Im depressiven Ambiente der Kneipe Zum lustigen Alfons wähne ich mich fröstelnd in oben geschilderte Situation großer Fußballdepression zurückgeworfen. Der Schaum auf meinem Bier beginnt sich langsam in ein Sorbet zu verwandeln. Besonders lustig ist hier nichts. Eher mutet die Stimmung an, als hätte man soeben der Berliner Hertha die Lizenz entzogen und sie aus der Bundesliga in die Kreisklasse C zurückgebombt. Verzweifelt kämpft die erschöpfte Thekenrumpftruppe – von der Photogalerie der längst gefallenen Stammgäste kritisch beäugt – gegen die augenscheinlich ausweglose Lage an. Offenbar lautet der unsinnige Befehl, die Kneipe unter allen Umständen zu halten.

Bei objektiver Betrachtung kann der hiesige Oberbefehlshaber aber nur einen besonders frivol ausgeprägten Sinn für Humor haben; letzten Endes wäre der Name des Etablissements dann doch passend gewählt. Doch was, wenn er gar nicht Alfons hieße? Böse Zungen behaupten, er habe sich bereits vor einiger Zeit in seinem von der dortigen Truppe liebevoll »der Bunker« genannten Bierkeller verbarrikadiert.

*

Reim dich, oder ich grill’ dich

Die Liebe des Berliners zu gereimten Verbraucherhinweisen hat mich schon immer begeistert. Gerne erinnere ich mich an die mindestens eines Ingeborg-Bachmann- Preises würdige Werbekampagne des Verdauungsförderers Bullrich Salz, in der es hieß: »Selbst der Jäger aus Kurpfalz / nimmt nach dem Essen Bullrich Salz.« Oder: »So wichtig wie die Braut zur Trauung / ist Bullrich Salz für die Verdauung.«

Und da es sich wohl um eine megakraß erfolgreiche Kampagne gehandelt haben muß, witterten die damaligen Betreiber des hier zu beschreibenden umsatzhungrigen Imbisses eine Chance und besannen sich ihrer rudimentären Deutschkenntnisse und ihres Sprachgefühls – und legten ein flottes Gedichtchen hin, das sich verdammt ordentlich gewaschen und gekämmt hatte.

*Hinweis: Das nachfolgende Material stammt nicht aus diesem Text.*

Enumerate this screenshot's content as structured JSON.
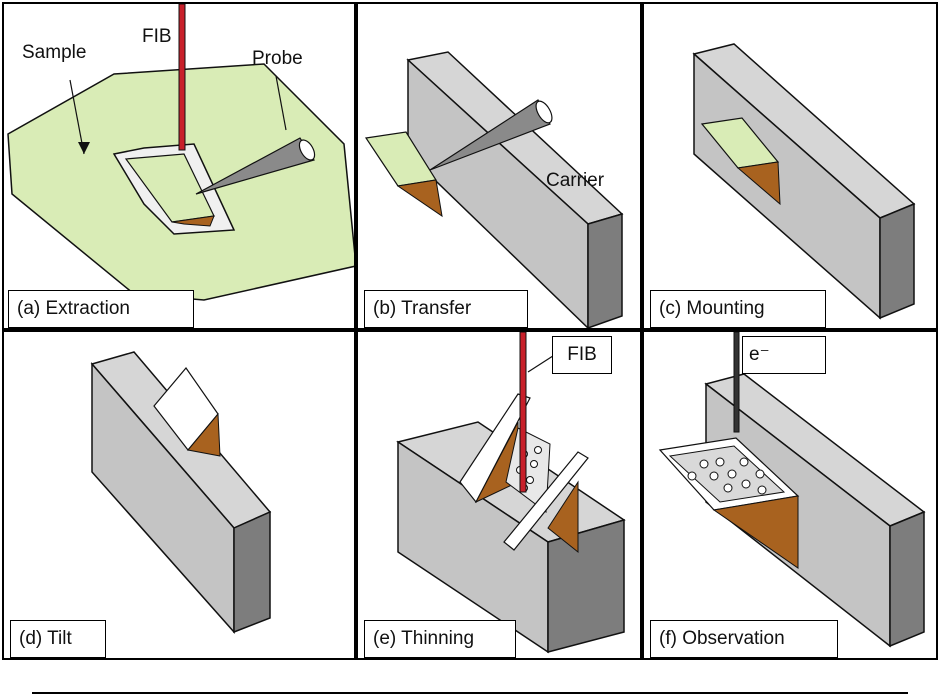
{
  "panels": {
    "a": {
      "caption": "(a) Extraction",
      "label_sample": "Sample",
      "label_fib": "FIB",
      "label_probe": "Probe"
    },
    "b": {
      "caption": "(b) Transfer",
      "label_carrier": "Carrier"
    },
    "c": {
      "caption": "(c) Mounting"
    },
    "d": {
      "caption": "(d) Tilt"
    },
    "e": {
      "caption": "(e) Thinning",
      "label_fib": "FIB"
    },
    "f": {
      "caption": "(f) Observation",
      "label_beam": "e⁻"
    }
  },
  "colors": {
    "sample_green": "#d9ecb6",
    "lamella_brown": "#a8621f",
    "carrier_gray": "#c9c9c9",
    "carrier_dark": "#7d7d7d",
    "fib_red": "#c8202a"
  }
}
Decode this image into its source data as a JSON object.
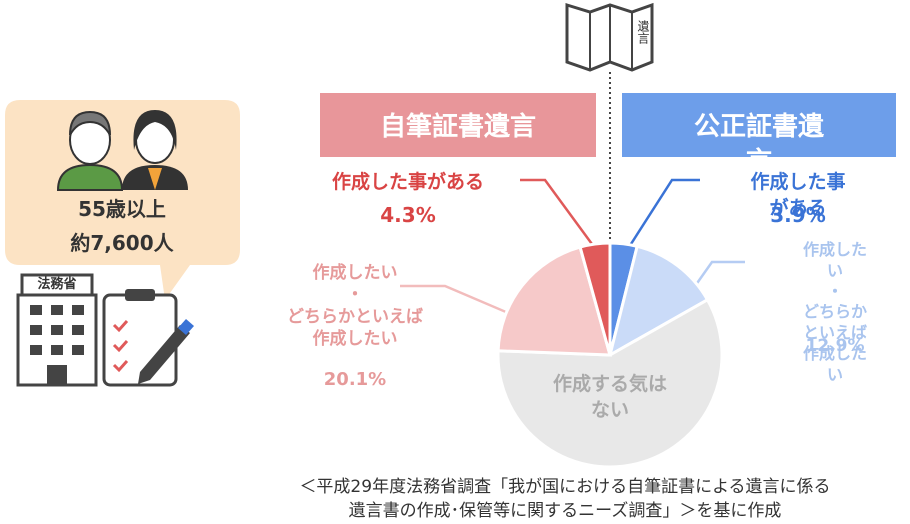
{
  "chart_data": {
    "type": "pie",
    "categories": [
      "作成した事がある",
      "作成したい\n・\nどちらかといえば\n作成したい",
      "作成する気は\nない",
      "作成したい\n・\nどちらかといえば\n作成したい",
      "作成した事がある"
    ],
    "values": [
      3.9,
      12.9,
      58.8,
      20.1,
      4.3
    ],
    "value_labels": [
      "3.9%",
      "12.9%",
      null,
      "20.1%",
      "4.3%"
    ],
    "colors": [
      "#5b8fe6",
      "#cadbf8",
      "#e8e8e8",
      "#f6c9c9",
      "#e05a5a"
    ]
  },
  "headers": [
    "自筆証書遺言",
    "公正証書遺言"
  ],
  "document_label": "遺言",
  "panel": {
    "lines": [
      "55歳以上",
      "約7,600人"
    ],
    "building_label": "法務省"
  },
  "source": [
    "＜平成29年度法務省調査「我が国における自筆証書による遺言に係る",
    "遺言書の作成･保管等に関するニーズ調査」＞を基に作成"
  ]
}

Zur Förderung des Curry-Buletten-Umsatzes wurde der folgende Sinnspruch zusammengebrutzelt, der mich auch heute noch zu – aus der Sicht Außenstehender: unverhältnismäßigen – Jubelstürmen hinreißt. Ähem, also, er, äh, lautet: »Lecker schmecks’ bei Jürgen und Gitti, / unser Grill ist leicht zu finden. / In Neukölln-City.«

Obwohl mir das vermutlich keiner glaubt, möchte ich betonen, daß dies – ohne Scheiß – die Originalschreib- und -zeichensetzungsweise ist. Zum Beweis führe ich eine liebevoll gestaltete »Visitenkarte« des Unternehmens an, die ich über die Jahre sorgsam aufbewahrt und gepflegt habe und die ich bis zu meinem hoffentlich noch fernen Lebensende niemals nicht weggeben werde.

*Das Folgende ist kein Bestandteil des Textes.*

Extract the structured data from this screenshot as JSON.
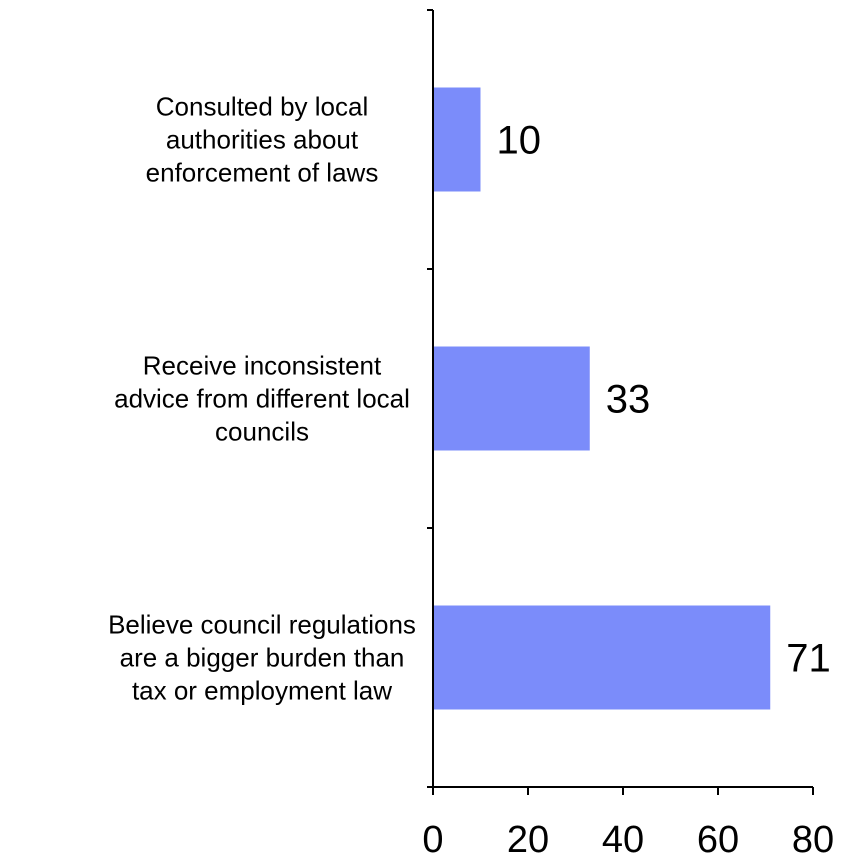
{
  "chart_data": {
    "type": "bar",
    "orientation": "horizontal",
    "title": "",
    "categories": [
      [
        "Consulted by local",
        "authorities about",
        "enforcement of laws"
      ],
      [
        "Receive inconsistent",
        "advice from different local",
        "councils"
      ],
      [
        "Believe council regulations",
        "are a bigger burden than",
        "tax or employment law"
      ]
    ],
    "values": [
      10,
      33,
      71
    ],
    "value_labels": [
      "10",
      "33",
      "71"
    ],
    "xlim": [
      0,
      80
    ],
    "x_ticks": [
      0,
      20,
      40,
      60,
      80
    ],
    "x_tick_labels": [
      "0",
      "20",
      "40",
      "60",
      "80"
    ],
    "xlabel": "",
    "ylabel": "",
    "grid": false,
    "bar_color": "#7b8cfa",
    "title_color": "#6f7ff0"
  }
}
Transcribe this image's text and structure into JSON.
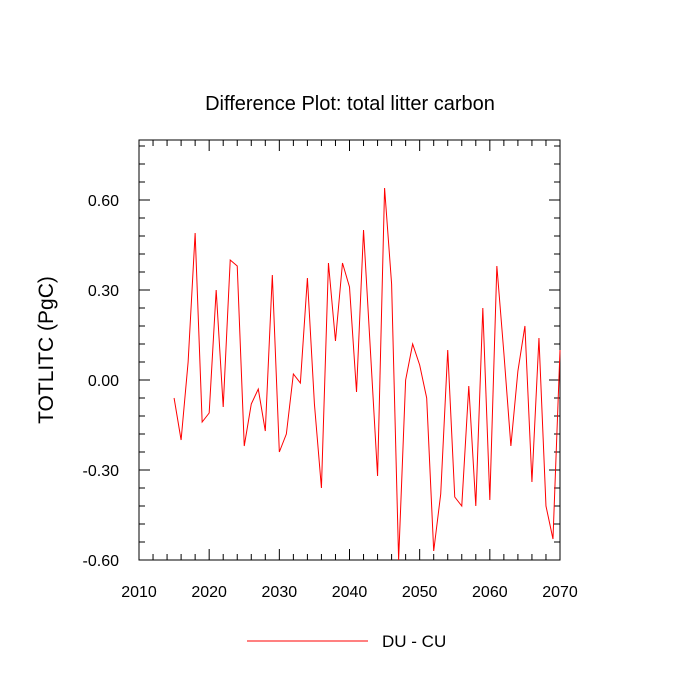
{
  "chart_data": {
    "type": "line",
    "title": "Difference Plot: total litter carbon",
    "xlabel": "",
    "ylabel": "TOTLITC  (PgC)",
    "xlim": [
      2010,
      2070
    ],
    "ylim": [
      -0.6,
      0.8
    ],
    "x_ticks": [
      2010,
      2020,
      2030,
      2040,
      2050,
      2060,
      2070
    ],
    "x_tick_labels": [
      "2010",
      "2020",
      "2030",
      "2040",
      "2050",
      "2060",
      "2070"
    ],
    "y_ticks": [
      -0.6,
      -0.3,
      0.0,
      0.3,
      0.6
    ],
    "y_tick_labels": [
      "-0.60",
      "-0.30",
      "0.00",
      "0.30",
      "0.60"
    ],
    "legend": "bottom-center",
    "grid": false,
    "series": [
      {
        "name": "DU - CU",
        "color": "#ff0000",
        "x": [
          2015,
          2016,
          2017,
          2018,
          2019,
          2020,
          2021,
          2022,
          2023,
          2024,
          2025,
          2026,
          2027,
          2028,
          2029,
          2030,
          2031,
          2032,
          2033,
          2034,
          2035,
          2036,
          2037,
          2038,
          2039,
          2040,
          2041,
          2042,
          2043,
          2044,
          2045,
          2046,
          2047,
          2048,
          2049,
          2050,
          2051,
          2052,
          2053,
          2054,
          2055,
          2056,
          2057,
          2058,
          2059,
          2060,
          2061,
          2062,
          2063,
          2064,
          2065,
          2066,
          2067,
          2068,
          2069,
          2070
        ],
        "values": [
          -0.06,
          -0.2,
          0.06,
          0.49,
          -0.14,
          -0.11,
          0.3,
          -0.09,
          0.4,
          0.38,
          -0.22,
          -0.08,
          -0.03,
          -0.17,
          0.35,
          -0.24,
          -0.18,
          0.02,
          -0.01,
          0.34,
          -0.08,
          -0.36,
          0.39,
          0.13,
          0.39,
          0.31,
          -0.04,
          0.5,
          0.09,
          -0.32,
          0.64,
          0.32,
          -0.6,
          0.0,
          0.12,
          0.05,
          -0.06,
          -0.57,
          -0.38,
          0.1,
          -0.39,
          -0.42,
          -0.02,
          -0.42,
          0.24,
          -0.4,
          0.38,
          0.09,
          -0.22,
          0.03,
          0.18,
          -0.34,
          0.14,
          -0.42,
          -0.53,
          0.1
        ]
      }
    ]
  }
}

Leider sind Jürgen und Gitti hier gelebte Geschichte. In der Folge übernahm ein unscheinbarer schmaler Mann aus einem mir nicht näher bekannten Staat, der vermutlich der Konkursmasse der ehemaligen Sowjetunion zugeschlagen werden kann, die Brat- und Grillgeschäfte. Erinnerlich ist mir aus dieser Epoche lediglich, daß ich interessierter Beobachter einer hollywoodreifen Schutzgeldübergabe an zwei Zweimeterschränke in Ledermänteln sein durfte, was aber anscheinend keinen der Gäste zu kümmern schien, schon gar nicht den legendären Stammgast Dr. Potthoft, der sich mir als Sachverständiger in Transferleistungsfragen vorstellte.

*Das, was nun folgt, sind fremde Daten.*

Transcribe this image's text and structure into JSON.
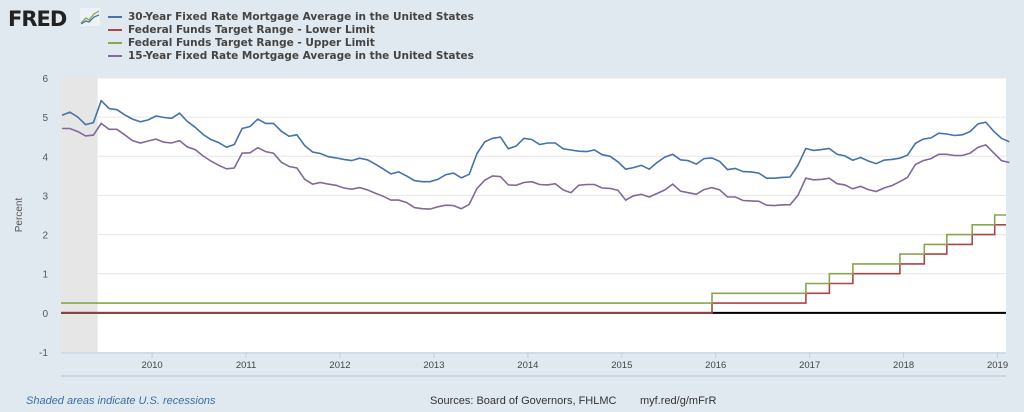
{
  "brand": "FRED",
  "colors": {
    "s30": "#4572a7",
    "lower": "#aa4643",
    "upper": "#89a54e",
    "s15": "#80699b",
    "recession": "#e6e6e6",
    "grid": "#e6e6e6"
  },
  "footer": {
    "recession_note": "Shaded areas indicate U.S. recessions",
    "sources": "Sources: Board of Governors, FHLMC",
    "short_url": "myf.red/g/mFrR"
  },
  "chart_data": {
    "type": "line",
    "ylabel": "Percent",
    "ylim": [
      -1,
      6
    ],
    "yticks": [
      "6",
      "5",
      "4",
      "3",
      "2",
      "1",
      "0",
      "-1"
    ],
    "xticks": [
      "2010",
      "2011",
      "2012",
      "2013",
      "2014",
      "2015",
      "2016",
      "2017",
      "2018",
      "2019"
    ],
    "xrange": [
      2009.03,
      2019.09
    ],
    "recessions": [
      [
        2009.03,
        2009.42
      ]
    ],
    "series": [
      {
        "name": "30-Year Fixed Rate Mortgage Average in the United States",
        "color_key": "s30",
        "start": "2009-01",
        "freq": "monthly",
        "values": [
          5.05,
          5.13,
          5.0,
          4.81,
          4.86,
          5.42,
          5.22,
          5.19,
          5.06,
          4.95,
          4.88,
          4.93,
          5.03,
          4.99,
          4.97,
          5.1,
          4.89,
          4.74,
          4.56,
          4.43,
          4.35,
          4.23,
          4.3,
          4.71,
          4.76,
          4.95,
          4.84,
          4.84,
          4.64,
          4.51,
          4.55,
          4.27,
          4.11,
          4.07,
          3.99,
          3.96,
          3.92,
          3.89,
          3.95,
          3.91,
          3.8,
          3.68,
          3.55,
          3.6,
          3.5,
          3.38,
          3.35,
          3.35,
          3.41,
          3.53,
          3.57,
          3.45,
          3.54,
          4.07,
          4.37,
          4.46,
          4.49,
          4.19,
          4.26,
          4.46,
          4.43,
          4.3,
          4.34,
          4.34,
          4.19,
          4.16,
          4.13,
          4.12,
          4.16,
          4.04,
          4.0,
          3.86,
          3.67,
          3.71,
          3.77,
          3.67,
          3.84,
          3.98,
          4.05,
          3.91,
          3.89,
          3.8,
          3.94,
          3.96,
          3.87,
          3.66,
          3.69,
          3.61,
          3.6,
          3.57,
          3.44,
          3.44,
          3.46,
          3.47,
          3.77,
          4.2,
          4.15,
          4.17,
          4.2,
          4.05,
          4.01,
          3.9,
          3.97,
          3.88,
          3.81,
          3.9,
          3.92,
          3.95,
          4.03,
          4.33,
          4.44,
          4.47,
          4.59,
          4.57,
          4.53,
          4.55,
          4.63,
          4.83,
          4.87,
          4.64,
          4.46,
          4.37
        ]
      },
      {
        "name": "Federal Funds Target Range - Lower Limit",
        "color_key": "lower",
        "type": "step",
        "points": [
          [
            2009.03,
            0
          ],
          [
            2015.96,
            0
          ],
          [
            2015.96,
            0.25
          ],
          [
            2016.96,
            0.25
          ],
          [
            2016.96,
            0.5
          ],
          [
            2017.21,
            0.5
          ],
          [
            2017.21,
            0.75
          ],
          [
            2017.46,
            0.75
          ],
          [
            2017.46,
            1.0
          ],
          [
            2017.96,
            1.0
          ],
          [
            2017.96,
            1.25
          ],
          [
            2018.22,
            1.25
          ],
          [
            2018.22,
            1.5
          ],
          [
            2018.46,
            1.5
          ],
          [
            2018.46,
            1.75
          ],
          [
            2018.73,
            1.75
          ],
          [
            2018.73,
            2.0
          ],
          [
            2018.97,
            2.0
          ],
          [
            2018.97,
            2.25
          ],
          [
            2019.09,
            2.25
          ]
        ]
      },
      {
        "name": "Federal Funds Target Range - Upper Limit",
        "color_key": "upper",
        "type": "step",
        "points": [
          [
            2009.03,
            0.25
          ],
          [
            2015.96,
            0.25
          ],
          [
            2015.96,
            0.5
          ],
          [
            2016.96,
            0.5
          ],
          [
            2016.96,
            0.75
          ],
          [
            2017.21,
            0.75
          ],
          [
            2017.21,
            1.0
          ],
          [
            2017.46,
            1.0
          ],
          [
            2017.46,
            1.25
          ],
          [
            2017.96,
            1.25
          ],
          [
            2017.96,
            1.5
          ],
          [
            2018.22,
            1.5
          ],
          [
            2018.22,
            1.75
          ],
          [
            2018.46,
            1.75
          ],
          [
            2018.46,
            2.0
          ],
          [
            2018.73,
            2.0
          ],
          [
            2018.73,
            2.25
          ],
          [
            2018.97,
            2.25
          ],
          [
            2018.97,
            2.5
          ],
          [
            2019.09,
            2.5
          ]
        ]
      },
      {
        "name": "15-Year Fixed Rate Mortgage Average in the United States",
        "color_key": "s15",
        "start": "2009-01",
        "freq": "monthly",
        "values": [
          4.71,
          4.71,
          4.63,
          4.52,
          4.54,
          4.84,
          4.69,
          4.69,
          4.55,
          4.4,
          4.34,
          4.39,
          4.44,
          4.36,
          4.34,
          4.4,
          4.24,
          4.17,
          4.01,
          3.88,
          3.77,
          3.68,
          3.7,
          4.08,
          4.09,
          4.22,
          4.12,
          4.08,
          3.85,
          3.74,
          3.7,
          3.41,
          3.29,
          3.33,
          3.29,
          3.26,
          3.19,
          3.16,
          3.2,
          3.14,
          3.06,
          2.98,
          2.88,
          2.88,
          2.82,
          2.69,
          2.66,
          2.65,
          2.71,
          2.75,
          2.74,
          2.66,
          2.77,
          3.18,
          3.39,
          3.5,
          3.48,
          3.27,
          3.26,
          3.33,
          3.35,
          3.28,
          3.27,
          3.3,
          3.14,
          3.07,
          3.26,
          3.28,
          3.28,
          3.19,
          3.18,
          3.13,
          2.88,
          2.99,
          3.03,
          2.96,
          3.05,
          3.14,
          3.29,
          3.11,
          3.07,
          3.03,
          3.15,
          3.2,
          3.14,
          2.96,
          2.96,
          2.87,
          2.86,
          2.85,
          2.75,
          2.74,
          2.76,
          2.76,
          3.0,
          3.44,
          3.4,
          3.41,
          3.44,
          3.3,
          3.27,
          3.17,
          3.23,
          3.15,
          3.1,
          3.19,
          3.25,
          3.35,
          3.46,
          3.79,
          3.89,
          3.94,
          4.05,
          4.05,
          4.02,
          4.02,
          4.08,
          4.23,
          4.29,
          4.09,
          3.89,
          3.84
        ]
      }
    ]
  }
}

Heutzutage erinnert wenig an die glorreichen Zeiten. Außenansicht und Inneneinrichtung wurden einer Moderni- und Dönerisierung unterzogen, Bier, Bulette und Currywurst von Tafelwasser, Döner und Pizza beerbt, und auch die Fähigkeit zur schriftlichen Wohlformulierung von Konsumanreizen ist in meinen Augen deutlich eingeschränkt, es sei denn, man entdeckte in »Wir verwenden kein Schweinfleisch« literarisches Potential.

So bleibt mir nur noch das Fazit: »Wenn man nicht gerade oben drüber wohnt, / ein Ausflug in den Wildenbruch-Grill sich nimmer lohnt.«

*

Bei Oskar Werner gegenüber

Wer’s glaubt, wird selig. Dampfplauderer. Könnte er gedacht haben. Hat er vielleicht auch. Was nachvollziehbar wäre.

Ich hatte den Inhaber der hier zu lobenden Einrichtung (Herrn Stefan Kreidl, wie ich nun recherchiert habe) – von einigen Bieren, insbesondere belgischer Provenienz, beseelt – wohl etwas zu überschwenglich gelobt: wie gut mir sein Ladengeschäft, seine unerwartet große und hochwertige Bierauswahl gefallen und natürlich wie gut es mir geschmeckt habe. Zuletzt, als ich dann schließlich doch ging, avisierte ich ihm auch noch, daß ich das alles an geeigneter Stelle zu würdigen und zu verlautbaren beabsichtigte.

Das muß man sich mal vorstellen: Da kommt ein unrasierter, nachlässig gekleideter Deutscher mit verschwitzter Batschkapp daher, entscheidet sich, nach fachkundiger Beratung und der Tageszeit (später Vormittag) entsprechend, zunächst für ein Trumer Hopfenspiel, im Anschluß für ein Hubertus Herrnpils, um sich dann, als hätte er nichts Redliches zu tun, mit einigen Leffe Brune vom Faß den Nachmittag zu vertreiben. Und solch ein suspekter Tunichtgut sollte seine kaum ernstzunehmende Kundmachung in die Tat umsetzen? Eben. Dampfplauderer. Wer’s glaubt, wird selig.

Doch jö schau, so a Überraschung: Hier ist sie, die verdiente Würdigung des Verde 1080 schräg vis-à-vis dem ruhmreichen Theater in der Josefstadt (Max Reinhardt, Oskar Werner, Otto Schenk und viele andere mehr)!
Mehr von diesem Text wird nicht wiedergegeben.